15. Il résulte de ce qui précède, sans qu’il soit besoin d’examiner les fins de non-recevoir opposées en défense, que les conclusions à fin d’annulation de la délibération du 21 décembre 2022 par laquelle le comité syndical du syndicat mixte du pays de l’Ardèche méridionale a approuvé le schéma de cohérence territoriale de l’Ardèche méridionale et de la décision du 12 mai 2023 par laquelle le président du syndicat a rejeté le recours gracieux des requérantes doivent être rejetées.
Sur les frais liés au litige :
16. Les dispositions de l’article L. 761-1 du code de justice administrative font obstacle à ce que soit mise à la charge du syndicat mixte du pays de l’Ardèche méridionale, qui n’est pas, dans la présente instance, la partie tenue aux dépens ou la partie perdante, la somme demandée par les requérantes au titre des frais exposés et non compris dans les dépens. Dans les circonstances de l’espèce, il n’y a pas lieu de mettre à la charge des requérantes une somme à verser au syndicat mixte du pays de l’Ardèche méridionale au titre de ces mêmes dispositions.
D E C I D E :
Article 1er : La requête de la SCI Europa, l’association Tendances Aubenas, la SCI L 3 J M et la SCI Alika est rejetée.

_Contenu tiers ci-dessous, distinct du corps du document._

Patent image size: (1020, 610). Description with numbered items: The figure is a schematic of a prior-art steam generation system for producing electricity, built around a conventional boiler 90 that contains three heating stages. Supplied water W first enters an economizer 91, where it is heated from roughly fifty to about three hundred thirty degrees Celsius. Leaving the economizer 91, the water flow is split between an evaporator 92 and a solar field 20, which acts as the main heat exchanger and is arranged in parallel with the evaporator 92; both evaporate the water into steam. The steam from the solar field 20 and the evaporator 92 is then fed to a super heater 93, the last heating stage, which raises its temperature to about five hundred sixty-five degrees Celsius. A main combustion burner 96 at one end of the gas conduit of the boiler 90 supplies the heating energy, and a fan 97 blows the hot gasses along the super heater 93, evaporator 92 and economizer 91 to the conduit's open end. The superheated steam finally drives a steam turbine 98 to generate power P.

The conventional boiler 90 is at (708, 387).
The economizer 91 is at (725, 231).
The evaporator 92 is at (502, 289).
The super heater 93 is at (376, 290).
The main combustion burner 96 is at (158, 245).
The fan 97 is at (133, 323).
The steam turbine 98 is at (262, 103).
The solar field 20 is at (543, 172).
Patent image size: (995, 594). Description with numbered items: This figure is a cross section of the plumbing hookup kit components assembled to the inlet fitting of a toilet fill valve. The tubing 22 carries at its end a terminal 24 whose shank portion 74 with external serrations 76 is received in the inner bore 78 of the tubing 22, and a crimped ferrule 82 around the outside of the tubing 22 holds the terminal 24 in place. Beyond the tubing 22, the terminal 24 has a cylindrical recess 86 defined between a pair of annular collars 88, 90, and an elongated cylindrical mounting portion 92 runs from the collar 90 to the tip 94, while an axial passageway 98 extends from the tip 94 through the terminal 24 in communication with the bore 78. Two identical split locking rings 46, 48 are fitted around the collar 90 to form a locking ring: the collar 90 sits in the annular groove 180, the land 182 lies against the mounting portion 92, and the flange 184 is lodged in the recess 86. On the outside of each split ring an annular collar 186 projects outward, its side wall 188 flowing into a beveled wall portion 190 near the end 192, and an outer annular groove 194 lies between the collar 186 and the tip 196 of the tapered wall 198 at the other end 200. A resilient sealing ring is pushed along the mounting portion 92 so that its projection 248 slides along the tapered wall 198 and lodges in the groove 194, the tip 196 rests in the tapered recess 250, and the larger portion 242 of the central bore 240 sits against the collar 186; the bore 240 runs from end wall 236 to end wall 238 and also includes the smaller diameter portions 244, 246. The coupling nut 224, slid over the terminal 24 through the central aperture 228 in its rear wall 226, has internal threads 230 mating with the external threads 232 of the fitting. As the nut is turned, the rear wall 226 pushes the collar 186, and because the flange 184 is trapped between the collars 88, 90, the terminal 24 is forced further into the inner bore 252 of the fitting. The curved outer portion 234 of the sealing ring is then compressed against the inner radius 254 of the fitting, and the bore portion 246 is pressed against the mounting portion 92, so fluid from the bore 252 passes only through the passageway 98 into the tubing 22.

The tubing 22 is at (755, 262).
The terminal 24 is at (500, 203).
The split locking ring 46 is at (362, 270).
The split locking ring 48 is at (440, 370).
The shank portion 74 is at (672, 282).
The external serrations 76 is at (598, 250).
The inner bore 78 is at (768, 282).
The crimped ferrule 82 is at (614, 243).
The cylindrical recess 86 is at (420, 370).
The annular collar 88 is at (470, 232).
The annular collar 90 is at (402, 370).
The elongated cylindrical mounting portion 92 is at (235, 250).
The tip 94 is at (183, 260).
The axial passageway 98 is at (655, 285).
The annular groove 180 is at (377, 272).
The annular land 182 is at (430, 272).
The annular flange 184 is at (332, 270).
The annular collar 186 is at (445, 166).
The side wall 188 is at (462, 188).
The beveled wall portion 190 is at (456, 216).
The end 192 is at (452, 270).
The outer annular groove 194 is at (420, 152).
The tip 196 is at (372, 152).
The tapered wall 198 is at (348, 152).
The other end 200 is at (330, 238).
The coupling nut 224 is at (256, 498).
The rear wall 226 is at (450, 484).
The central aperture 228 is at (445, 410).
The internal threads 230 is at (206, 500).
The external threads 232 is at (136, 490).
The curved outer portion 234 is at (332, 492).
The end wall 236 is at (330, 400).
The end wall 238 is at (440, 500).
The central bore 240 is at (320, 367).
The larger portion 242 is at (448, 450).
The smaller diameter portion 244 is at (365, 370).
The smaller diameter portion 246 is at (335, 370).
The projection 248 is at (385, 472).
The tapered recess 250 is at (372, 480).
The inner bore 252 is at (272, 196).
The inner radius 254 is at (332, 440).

Article 2 : Les conclusions présentées par le syndicat mixte du pays de l’Ardèche méridionale en application des dispositions de l’article L. 761-1 du code de justice administrative sont rejetées.
Article 3 : Le présent jugement sera notifié à la SCI Europa, pour les requérantes, et au syndicat mixte du pays de l’Ardèche méridionale.
Délibéré après l’audience du 13 novembre 2025, à laquelle siégeaient :
- M. Thierry Besse, président,
- Mme Flore-Marie Jeannot, première conseillère,
- Mme Marie Chapard, première conseillère.
Rendu public par mise à disposition au greffe le 27 novembre 2025.
La rapporteure,
F.-M. A…
Le président,
T. Besse
La greffière,
S. Saadallah
La République mande et ordonne à la préfète de l’Ardèche en ce qui la concerne ou à tous commissaires de justice à ce requis en ce qui concerne les voies de droit commun contre les parties privées, de pourvoir à l’exécution de la présente décision.